In the special case that all of the ${\displaystyle A_{i}}$ values are zero, the optimal tree can be found in time ${\displaystyle O(n\log n)}$. This was first proved by T. C. Hu and Alan Tucker in a paper that they published in 1971. A later simplification by Garsia and Wachs, the Garsia–Wachs algorithm, performs the same comparisons in the same order. The algorithm works by using a greedy algorithm to build a tree that has the optimal height for each leaf, but is out of order, and then constructing another binary search tree with the same heights.[4]

## Dynamic optimality

 Unsolved problem in computer science:Do splay trees perform as well as any other binary search tree algorithm?(more unsolved problems in computer science)

### Definition

There are several different definitions of dynamic optimality, all of which are effectively equivalent to within a constant factor in terms of running-time.[5] The problem was first introduced implicitly by Sleator and Tarjan in their paper on splay trees,[6] but Demaine et al. give a very good formal statement of it.[5]
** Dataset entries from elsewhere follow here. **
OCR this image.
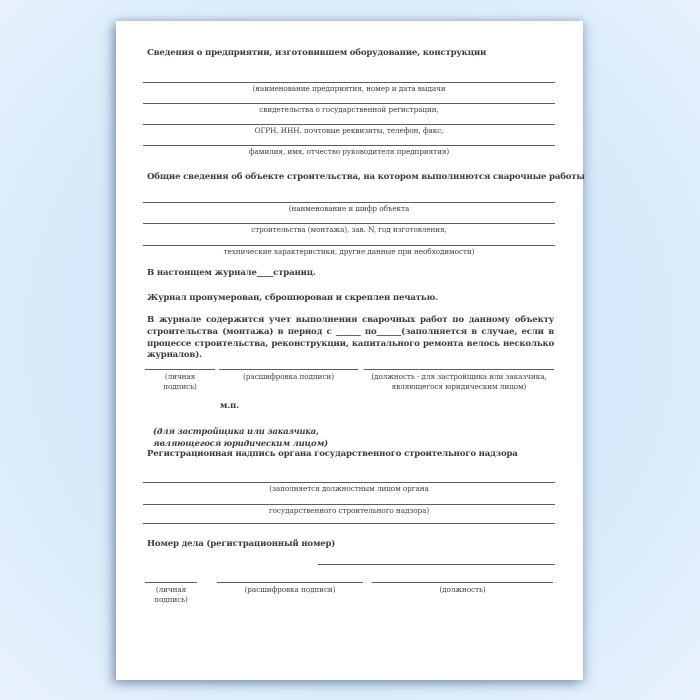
Сведения о предприятии, изготовившем оборудование, конструкции
(наименование предприятия, номер и дата выдачи
свидетельства о государственной регистрации,
ОГРН, ИНН, почтовые реквизиты, телефон, факс,
фамилия, имя, отчество руководителя предприятия)
Общие сведения об объекте строительства, на котором выполняются сварочные работы
(наименование и шифр объекта
строительства (монтажа), зав. N, год изготовления,
технические характеристики, другие данные при необходимости)
В настоящем журнале____страниц.
Журнал пронумерован, сброшюрован и скреплен печатью.
В журнале содержится учет выполнения сварочных работ по данному объекту строительства (монтажа) в период с ______ по______(заполняется в случае, если в процессе строительства, реконструкции, капитального ремонта велось несколько журналов).
(личная подпись)
(расшифровка подписи)	(должность - для застройщика или заказчика, являющегося юридическим лицом)
м.п.
(для застройщика или заказчика,
являющегося юридическим лицом)
Регистрационная надпись органа государственного строительного надзора
(заполняется должностным лицом органа
государственного строительного надзора)
Номер дела (регистрационный номер)
(личная подпись)
(расшифровка подписи)	(должность)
In the dynamic optimality problem, we are given a sequence of accesses x1, ..., xm on the keys 1, ..., n. For each access, we are given a pointer to the root of our BST and can use the pointer to perform any of the following operations:

1. Move the pointer to the left child of the current node.
2. Move the pointer to the right child of the current node.
3. Move the pointer to the parent of the current node.
4. Perform a single rotation on the current node and its parent.

Our BST algorithm can perform any sequence of the above operations as long as the pointer eventually ends up on the node containing the target value xi. The time it takes a given dynamic BST algorithm to perform a sequence of accesses is equivalent to the total number of such operations performed during that sequence. Given any sequence of accesses on any set of elements, there is some BST algorithm which performs all accesses using the fewest total operations.

This model defines the fastest possible tree for a given sequence of accesses, but calculating the optimal tree in this sense therefore requires foreknowledge of exactly what the access sequence will be. If we let OPT(X) be the number of operations performed by the strictly optimal tree for an access sequence X, we can say that a tree is dynamically optimal as long as, for any X, it performs X in time O(OPT(X)) (that is, it has a constant competitive ratio).[5]

There are several data structures conjectured to have this property, but none proven. It is an open problem whether there exists a dynamically optimal data structure in this model.

### Splay trees

The splay tree is a form of binary search tree invented in 1985 by Daniel Sleator and Robert Tarjan on which the standard searchtree operations run in ${\displaystyle O(\log(n))}$ amortized time.[7] It is conjectured to be dynamically optimal in the required sense. That is, a splay tree is believed to perform any sufficiently long access sequence X in time O(OPT(X)).[6]

### Tango trees

The tango tree is a data structure proposed in 2004 by Erik Demaine and others which has been proven to perform any sufficiently-long access sequence X in time ${\displaystyle O(\log \log n\operatorname {OPT} (X))}$. While this is not dynamically optimal, the competitive ratio of ${\displaystyle \log \log n}$ is still very small for reasonable values of n.[5]

### Other results

In 2013, John Iacono published a paper which uses the geometry of binary search trees to provide an algorithm which is dynamically optimal if any binary search tree algorithm is dynamically optimal.[8] Nodes are interpreted as points in two dimensions, and the optimal access sequence is the smallest arborally satisfied superset of those points.

The interleave lower bound is an asymptotic lower bound on dynamic optimality.